Some 40-odd years ago, theorists in the antitrust field began a long-running love affair with neoclassical economics—and particularly a curious tool known as “partial-equilibrium analysis.” To apply it, you first define a single, narrow market. Then you ignore everything else. Partial-equilibrium modeling is more or less just a convenient way to ignore the complexities of reality. Spillover effects, altruistic motivations—all become irrelevant. All you need to know is whether prices for consumers have gone up, or output down.

This narrow scope of analysis helps explain seemingly bizarre developments like the American Express case and the automaker-emissions probe. If all that matters is the market for high-end credit cards, then harm to food-stamp users becomes irrelevant. And if all that matters is whether car prices might go up, an agreement to build lower-emissions vehicles starts to look suspicious—despite the fact that it could literally help save the world.

Antitrust law once distinguished harmful restraints of trade from agreements that benefit society. Today, it turns a blind eye to harm while seeming determined to leave no good deed unpunished. We need a return to our roots. Antitrust laws were intended to prevent monopolies from enriching themselves at the public’s expense. When those laws are instead used to prevent cleaner air and defend rules that force the poor to fund perks for the wealthy, a change is needed.

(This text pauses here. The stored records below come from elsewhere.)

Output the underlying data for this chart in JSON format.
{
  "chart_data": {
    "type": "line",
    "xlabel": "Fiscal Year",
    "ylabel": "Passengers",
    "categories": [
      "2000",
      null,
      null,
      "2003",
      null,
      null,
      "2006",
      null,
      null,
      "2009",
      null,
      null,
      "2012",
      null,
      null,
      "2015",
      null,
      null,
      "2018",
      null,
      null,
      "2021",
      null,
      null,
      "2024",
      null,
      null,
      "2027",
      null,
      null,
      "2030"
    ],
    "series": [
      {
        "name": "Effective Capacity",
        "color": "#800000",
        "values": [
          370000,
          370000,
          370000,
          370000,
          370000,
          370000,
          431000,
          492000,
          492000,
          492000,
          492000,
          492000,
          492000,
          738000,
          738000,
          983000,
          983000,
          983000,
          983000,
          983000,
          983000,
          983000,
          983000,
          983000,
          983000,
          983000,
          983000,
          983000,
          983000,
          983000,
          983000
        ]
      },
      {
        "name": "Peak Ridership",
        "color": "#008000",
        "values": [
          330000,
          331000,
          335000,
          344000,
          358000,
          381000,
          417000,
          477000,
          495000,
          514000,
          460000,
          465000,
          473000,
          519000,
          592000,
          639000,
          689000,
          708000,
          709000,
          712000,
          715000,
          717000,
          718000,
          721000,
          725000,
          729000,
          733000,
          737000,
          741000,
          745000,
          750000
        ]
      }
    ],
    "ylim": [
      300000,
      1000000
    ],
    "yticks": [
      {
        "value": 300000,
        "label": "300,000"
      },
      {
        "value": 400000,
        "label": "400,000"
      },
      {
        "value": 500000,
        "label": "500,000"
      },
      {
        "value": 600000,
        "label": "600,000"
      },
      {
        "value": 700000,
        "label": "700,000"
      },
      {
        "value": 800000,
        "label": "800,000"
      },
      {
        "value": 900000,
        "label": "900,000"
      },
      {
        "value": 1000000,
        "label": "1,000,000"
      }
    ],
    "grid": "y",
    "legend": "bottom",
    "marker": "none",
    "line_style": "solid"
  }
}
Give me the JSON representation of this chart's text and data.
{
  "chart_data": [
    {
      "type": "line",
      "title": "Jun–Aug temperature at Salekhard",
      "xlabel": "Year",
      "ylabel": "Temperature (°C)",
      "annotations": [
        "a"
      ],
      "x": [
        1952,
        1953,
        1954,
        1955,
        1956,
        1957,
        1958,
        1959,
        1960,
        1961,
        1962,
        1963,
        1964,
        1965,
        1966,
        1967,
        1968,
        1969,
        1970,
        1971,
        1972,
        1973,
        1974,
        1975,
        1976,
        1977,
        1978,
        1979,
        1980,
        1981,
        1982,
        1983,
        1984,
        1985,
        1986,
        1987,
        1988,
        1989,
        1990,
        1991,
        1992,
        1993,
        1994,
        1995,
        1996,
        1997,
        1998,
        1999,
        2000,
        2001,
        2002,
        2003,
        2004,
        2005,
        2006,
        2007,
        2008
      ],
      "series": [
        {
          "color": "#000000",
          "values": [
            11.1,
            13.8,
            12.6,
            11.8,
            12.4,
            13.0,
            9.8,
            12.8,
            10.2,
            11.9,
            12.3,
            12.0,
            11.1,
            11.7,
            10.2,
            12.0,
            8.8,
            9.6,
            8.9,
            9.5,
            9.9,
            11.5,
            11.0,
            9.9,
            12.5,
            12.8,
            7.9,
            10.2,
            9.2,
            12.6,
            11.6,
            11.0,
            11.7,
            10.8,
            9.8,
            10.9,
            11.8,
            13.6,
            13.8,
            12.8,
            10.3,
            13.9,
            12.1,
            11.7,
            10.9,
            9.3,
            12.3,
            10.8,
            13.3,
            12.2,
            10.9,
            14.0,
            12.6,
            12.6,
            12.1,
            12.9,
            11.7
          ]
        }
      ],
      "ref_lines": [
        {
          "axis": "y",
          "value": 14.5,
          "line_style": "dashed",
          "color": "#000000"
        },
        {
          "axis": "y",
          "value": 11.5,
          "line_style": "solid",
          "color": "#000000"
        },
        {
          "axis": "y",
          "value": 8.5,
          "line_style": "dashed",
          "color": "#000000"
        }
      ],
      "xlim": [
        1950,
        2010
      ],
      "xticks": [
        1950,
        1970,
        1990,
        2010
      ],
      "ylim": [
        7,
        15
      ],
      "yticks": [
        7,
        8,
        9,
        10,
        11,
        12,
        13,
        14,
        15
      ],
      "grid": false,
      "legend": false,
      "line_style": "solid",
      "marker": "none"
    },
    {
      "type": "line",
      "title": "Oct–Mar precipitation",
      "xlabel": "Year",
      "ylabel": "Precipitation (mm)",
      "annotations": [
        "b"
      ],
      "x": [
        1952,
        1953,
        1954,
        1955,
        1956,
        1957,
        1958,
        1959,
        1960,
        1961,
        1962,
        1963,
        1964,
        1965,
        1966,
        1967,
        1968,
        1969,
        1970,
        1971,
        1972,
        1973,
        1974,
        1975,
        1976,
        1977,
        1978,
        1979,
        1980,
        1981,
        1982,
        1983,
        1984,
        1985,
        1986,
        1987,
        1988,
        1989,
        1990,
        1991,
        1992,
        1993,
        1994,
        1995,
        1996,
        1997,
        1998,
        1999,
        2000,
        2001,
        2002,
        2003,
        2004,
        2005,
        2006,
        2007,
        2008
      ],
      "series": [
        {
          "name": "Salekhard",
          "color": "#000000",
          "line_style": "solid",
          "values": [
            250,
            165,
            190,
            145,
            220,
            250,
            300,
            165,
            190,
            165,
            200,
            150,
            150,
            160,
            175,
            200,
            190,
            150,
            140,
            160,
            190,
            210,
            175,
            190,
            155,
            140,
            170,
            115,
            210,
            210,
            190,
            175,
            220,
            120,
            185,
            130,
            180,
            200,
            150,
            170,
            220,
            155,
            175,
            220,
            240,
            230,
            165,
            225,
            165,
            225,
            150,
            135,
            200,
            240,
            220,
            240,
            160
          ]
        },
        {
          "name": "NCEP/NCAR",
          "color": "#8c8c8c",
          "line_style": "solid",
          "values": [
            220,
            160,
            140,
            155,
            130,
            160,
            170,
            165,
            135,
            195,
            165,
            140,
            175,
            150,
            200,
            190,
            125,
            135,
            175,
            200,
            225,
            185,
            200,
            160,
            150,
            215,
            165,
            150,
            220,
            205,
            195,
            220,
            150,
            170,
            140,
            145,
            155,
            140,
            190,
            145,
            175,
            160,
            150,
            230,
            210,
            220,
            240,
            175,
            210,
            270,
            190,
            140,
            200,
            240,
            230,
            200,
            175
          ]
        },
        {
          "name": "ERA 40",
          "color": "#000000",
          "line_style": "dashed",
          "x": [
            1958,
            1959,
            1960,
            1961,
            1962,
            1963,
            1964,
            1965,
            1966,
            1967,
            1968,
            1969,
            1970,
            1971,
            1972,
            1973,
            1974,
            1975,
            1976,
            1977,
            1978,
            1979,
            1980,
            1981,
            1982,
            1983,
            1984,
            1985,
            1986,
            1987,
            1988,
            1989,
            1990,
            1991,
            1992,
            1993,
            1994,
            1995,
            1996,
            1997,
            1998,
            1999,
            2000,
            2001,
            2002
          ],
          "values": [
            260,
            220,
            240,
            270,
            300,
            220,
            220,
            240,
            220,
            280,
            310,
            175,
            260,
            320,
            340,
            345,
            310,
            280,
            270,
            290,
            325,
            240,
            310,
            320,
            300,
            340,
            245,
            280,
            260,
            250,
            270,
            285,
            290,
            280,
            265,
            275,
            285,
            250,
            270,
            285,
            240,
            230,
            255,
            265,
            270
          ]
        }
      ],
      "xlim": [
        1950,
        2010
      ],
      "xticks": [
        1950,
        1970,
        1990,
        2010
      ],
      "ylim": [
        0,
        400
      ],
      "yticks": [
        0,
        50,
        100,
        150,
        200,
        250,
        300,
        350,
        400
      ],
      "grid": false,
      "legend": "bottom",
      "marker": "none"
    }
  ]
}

Thankfully, the laws themselves don’t need to be amended. We simply need judges who will apply antitrust law as it was intended to be applied. And we need regulators who will challenge truly anticompetitive conduct, yet use common-sense prosecutorial discretion to allow beneficial agreements.

John Newman is a University of Miami School of Law professor and a former attorney with the U.S. Department of Justice Antitrust Division.